The credit belongs to the man who is actually in the arena, whose face is marred by dust and sweat and blood; who strives valiantly; who errs, and comes short again and again,

because there is no effort without error and shortcoming; but who does actually strive to do the deeds; who knows the great enthusiasms, the great devotions; who spends himself in a worthy cause;

who at the best knows in the end the triumph of high achievement, and who at the worst, if he fails, at least fails while daring greatly . . .  

From Theodore Roosevelt’s Citizenship in a Republic speech at the Sorbonne in the Grand Amphitheater at the University of Paris in 1910.

This is also the speech that is the backbone of the groundbreaking book Daring Greatly by Dr. Brene Brown. Brown is a vulnerability researcher, author, storyteller and speaker whose mind-shifting, life-affirming work is waking us up to the truth about what it means to live a wholehearted and authentic life.

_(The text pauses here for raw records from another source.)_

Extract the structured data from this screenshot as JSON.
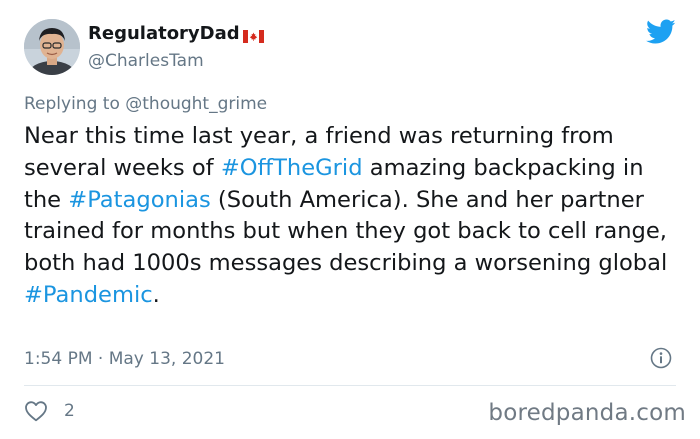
{
  "tweet": {
    "display_name": "RegulatoryDad",
    "handle": "@CharlesTam",
    "reply_prefix": "Replying to ",
    "reply_to": "@thought_grime",
    "text_segments": [
      {
        "text": "Near this time last year, a friend was returning from several weeks of ",
        "type": "text"
      },
      {
        "text": "#OffTheGrid",
        "type": "hashtag"
      },
      {
        "text": " amazing backpacking in the ",
        "type": "text"
      },
      {
        "text": "#Patagonias",
        "type": "hashtag"
      },
      {
        "text": " (South America). She and her partner trained for months but when they got back to cell range, both had 1000s messages describing a worsening global ",
        "type": "text"
      },
      {
        "text": "#Pandemic",
        "type": "hashtag"
      },
      {
        "text": ".",
        "type": "text"
      }
    ],
    "timestamp": "1:54 PM · May 13, 2021",
    "like_count": "2"
  },
  "icons": {
    "flag": "canada-flag-icon",
    "bird": "twitter-bird-icon",
    "info": "info-icon",
    "heart": "heart-icon"
  },
  "colors": {
    "link": "#1b95e0",
    "twitter_blue": "#1da1f2",
    "secondary_text": "#657786"
  },
  "watermark": "boredpanda.com"
}
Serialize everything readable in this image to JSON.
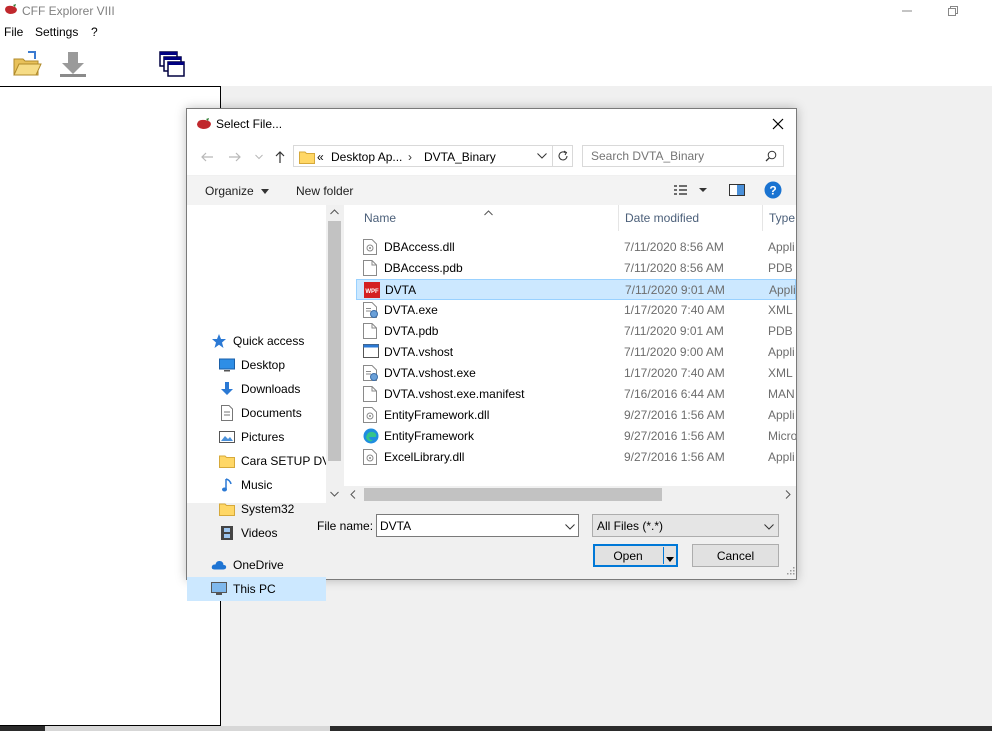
{
  "app": {
    "title": "CFF Explorer VIII",
    "menu": [
      "File",
      "Settings",
      "?"
    ]
  },
  "dialog": {
    "title": "Select File...",
    "address": {
      "overflow": "«",
      "crumbs": [
        "Desktop Ap...",
        "DVTA_Binary"
      ]
    },
    "search_placeholder": "Search DVTA_Binary",
    "commands": {
      "organize": "Organize",
      "new_folder": "New folder"
    },
    "nav": {
      "quick_access": "Quick access",
      "items": [
        "Desktop",
        "Downloads",
        "Documents",
        "Pictures",
        "Cara SETUP DVTA",
        "Music",
        "System32",
        "Videos"
      ],
      "onedrive": "OneDrive",
      "this_pc": "This PC"
    },
    "columns": {
      "name": "Name",
      "date": "Date modified",
      "type": "Type"
    },
    "files": [
      {
        "name": "DBAccess.dll",
        "date": "7/11/2020 8:56 AM",
        "type": "Appli",
        "icon": "dll-icon"
      },
      {
        "name": "DBAccess.pdb",
        "date": "7/11/2020 8:56 AM",
        "type": "PDB F",
        "icon": "blank-file-icon"
      },
      {
        "name": "DVTA",
        "date": "7/11/2020 9:01 AM",
        "type": "Appli",
        "icon": "dvta-app-icon"
      },
      {
        "name": "DVTA.exe",
        "date": "1/17/2020 7:40 AM",
        "type": "XML",
        "icon": "config-file-icon"
      },
      {
        "name": "DVTA.pdb",
        "date": "7/11/2020 9:01 AM",
        "type": "PDB F",
        "icon": "blank-file-icon"
      },
      {
        "name": "DVTA.vshost",
        "date": "7/11/2020 9:00 AM",
        "type": "Appli",
        "icon": "window-app-icon"
      },
      {
        "name": "DVTA.vshost.exe",
        "date": "1/17/2020 7:40 AM",
        "type": "XML",
        "icon": "config-file-icon"
      },
      {
        "name": "DVTA.vshost.exe.manifest",
        "date": "7/16/2016 6:44 AM",
        "type": "MAN",
        "icon": "blank-file-icon"
      },
      {
        "name": "EntityFramework.dll",
        "date": "9/27/2016 1:56 AM",
        "type": "Appli",
        "icon": "dll-icon"
      },
      {
        "name": "EntityFramework",
        "date": "9/27/2016 1:56 AM",
        "type": "Micro",
        "icon": "edge-icon"
      },
      {
        "name": "ExcelLibrary.dll",
        "date": "9/27/2016 1:56 AM",
        "type": "Appli",
        "icon": "dll-icon"
      }
    ],
    "selected_file_index": 2,
    "file_name_label": "File name:",
    "file_name_value": "DVTA",
    "filter_value": "All Files (*.*)",
    "open_label": "Open",
    "cancel_label": "Cancel"
  }
}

One of the core teachings Brown offers is that this life is not about winning or losing. It’s about showing up and being seen. Like the man in the arena who stumbles and fails, so do we all. But if we are doing it in the name of coming into our true selves; of showing up in all of our imperfect, messy beauty, then we are doing the valiant work of living bravely with our whole hearts.

Wishing you peace today, my dears.

And the courage to show up and be seen for who you really are.